Osmanlı İmparatorluğu’nun en parlak dönemine damga vuran, dünya mimarlık tarihinin en büyük ustalarından biri olan Mimar Sinan, yalnızca bir mimar değil, aynı zamanda bir mühendis, şehir plancısı ve sanat dehasıdır. Eserleriyle İstanbul’un ve Anadolu’nun silüetini şekillendiren Sinan, “Koca Sinan” veya “Mimar Sinan” olarak anılır. Bu yazıda, onun hayatına ve ölümsüz eserlerine yakından bakacağız.
Mimar Sinan, 1489-1490 yıllarında Kayseri’nin Ağırnas köyünde dünyaya geldi. Devşirme sistemiyle Yeniçeri Ocağı’na alındı ve askerlik kariyeri boyunca birçok sefere katıldı. Bu seferler sırasında köprü, kale gibi yapılar inşa etme fırsatı bularak mühendislik yeteneğini geliştirdi. 1538’de Başmimar olarak atandı ve ölümüne kadar (1588) bu görevi sürdürdü. 50 yılı aşkın başmimarlık döneminde, sayısız cami, medrese, köprü, hamam, kervansaray ve suyolu inşa etti.
Mimar Sinan, kendi mimari kariyerini üç büyük eserle tanımlamıştır:
İstanbul’da inşa ettiği ilk sultan camisidir. Merkezi kubbe etrafında dört yarım kubbe ile “dört yapraklı yonca” plan şemasının başarılı bir örneğidir. Zarif ve süslü mimarisiyle dikkat çeker.
Kanuni Sultan Süleyman adına inşa edilen bu cami, sadece bir ibadethane değil, bir külliye olarak tasarlanmıştır. Medreseler, kütüphane, hastane, hamam, imaret ve dükkanlarla bir sosyal komplekstir. Mimar Sinan, burada akustik, havalandırma ve ışık oyunları konusundaki dehasını konuşturmuştur. İstanbul silüetinin vazgeçilmez parçasıdır.

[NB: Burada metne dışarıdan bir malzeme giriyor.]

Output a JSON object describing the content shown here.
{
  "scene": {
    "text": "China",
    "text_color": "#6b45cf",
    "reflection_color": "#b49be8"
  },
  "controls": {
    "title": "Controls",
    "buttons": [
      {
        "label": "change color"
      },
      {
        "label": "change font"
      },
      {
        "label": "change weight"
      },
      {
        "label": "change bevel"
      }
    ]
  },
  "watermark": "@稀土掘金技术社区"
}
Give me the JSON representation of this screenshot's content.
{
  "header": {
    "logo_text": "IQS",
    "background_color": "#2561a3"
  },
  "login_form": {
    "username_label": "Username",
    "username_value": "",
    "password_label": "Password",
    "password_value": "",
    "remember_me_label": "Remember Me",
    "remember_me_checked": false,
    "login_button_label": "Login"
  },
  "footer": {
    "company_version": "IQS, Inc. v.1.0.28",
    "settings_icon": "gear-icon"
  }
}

Mimar Sinan’ın 80’li yaşlarında inşa ettiği ve “ustalık eserim” dediği bu başyapıt, dünya mimarlık tarihinin en önemli yapılarından biridir. 31,30 metre çapındaki tek bir kubbeyi 8 fil ayağı üzerine oturtmuş, iç mekanda ferahlık ve bütünlük hissini zirveye taşımıştır. İnce, zarif minareleri ve mükemmel oranlarıyla bir estetik şaheserdir.
Mimar Sinan, yalnızca Osmanlı mimarisinin değil, tüm dünya mimarlık mirasının en önemli figürlerinden biridir. Eserleri, gücü, estetiği ve insan ihtiyaçlarını gözeten işlevselliği bir araya getirir. İstanbul’da Süleymaniye’ye, Edirne’de Selimiye’ye baktığımızda, sadece taş ve mermerden yapılar değil, bir dehanın zamana meydan okuyan fikirlerini görürüz. Onun mirası, bugün hala hem mimarlara ilham vermekte hem de milyonlarca insanı hayranlık içinde bırakmaktadır.